Figure 4: IRT tomography facility in rectangular tunnel, looking downstream
The prototype development tomography apparatus was mounted slightly downstream of the test section. It consisted of sixty (60) laser diodes with sheet generating optics spaced every six degrees around the periphery of a 6 ft by 9 ft frame structure. In addition, one hundred twenty (120) fiber optically coupled detection elements were mounted every three degrees around this same structure.

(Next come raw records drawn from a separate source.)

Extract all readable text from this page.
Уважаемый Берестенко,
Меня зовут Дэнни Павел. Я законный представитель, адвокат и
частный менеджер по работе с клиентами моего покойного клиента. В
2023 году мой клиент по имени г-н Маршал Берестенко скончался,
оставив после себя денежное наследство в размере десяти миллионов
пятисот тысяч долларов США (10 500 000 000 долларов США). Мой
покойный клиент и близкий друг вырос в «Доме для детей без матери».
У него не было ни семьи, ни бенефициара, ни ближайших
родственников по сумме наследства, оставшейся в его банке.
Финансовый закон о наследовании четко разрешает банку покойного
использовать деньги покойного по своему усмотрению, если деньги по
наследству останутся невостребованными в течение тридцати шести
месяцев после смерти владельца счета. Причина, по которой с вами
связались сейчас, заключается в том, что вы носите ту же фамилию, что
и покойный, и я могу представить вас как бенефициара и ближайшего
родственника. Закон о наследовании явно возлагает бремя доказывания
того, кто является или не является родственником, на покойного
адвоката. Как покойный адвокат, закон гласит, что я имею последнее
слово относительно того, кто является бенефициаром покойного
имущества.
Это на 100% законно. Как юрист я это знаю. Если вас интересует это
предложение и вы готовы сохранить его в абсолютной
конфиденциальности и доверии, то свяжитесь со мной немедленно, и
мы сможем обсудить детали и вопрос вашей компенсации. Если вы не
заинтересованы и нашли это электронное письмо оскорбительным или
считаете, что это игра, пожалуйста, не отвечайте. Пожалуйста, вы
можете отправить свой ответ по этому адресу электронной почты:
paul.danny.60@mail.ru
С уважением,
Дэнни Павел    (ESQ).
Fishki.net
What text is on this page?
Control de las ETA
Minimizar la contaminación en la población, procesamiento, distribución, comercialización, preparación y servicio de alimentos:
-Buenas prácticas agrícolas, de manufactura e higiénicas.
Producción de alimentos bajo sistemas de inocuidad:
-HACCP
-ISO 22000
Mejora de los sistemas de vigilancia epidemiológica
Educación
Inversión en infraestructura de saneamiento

As in the PSL, two measurements are acquired: a reference condition when no cloud is present, and a second when the cloud is present. Classical tomography algorithms rely on regular line sampling. The rectangular geometry of the IRT yields an irregular sampling. Due to the relatively low sampling density, there is not sufficient data to interpolate back to a regular sampling pattern, so traditional tomographic reconstruction algorithms cannot be applied. The approach for the IRT system was to apply a variant of a linear fit algorithm using Gaussian blob image basis elements.
The primary goal of the prototype installation was to gain specific understanding regarding the performance and requirements for a tomography installation in this setting. One test is illustrated by the image in Figure 5 below in which three (3) test conditions were analyzed. In these three cases only a particular horizontal row of spray bars (lower, middle, and upper) were activated.
Figure 5: (a) lower spray bar only, (b) middle spray bar only and (c) upper spray bar only.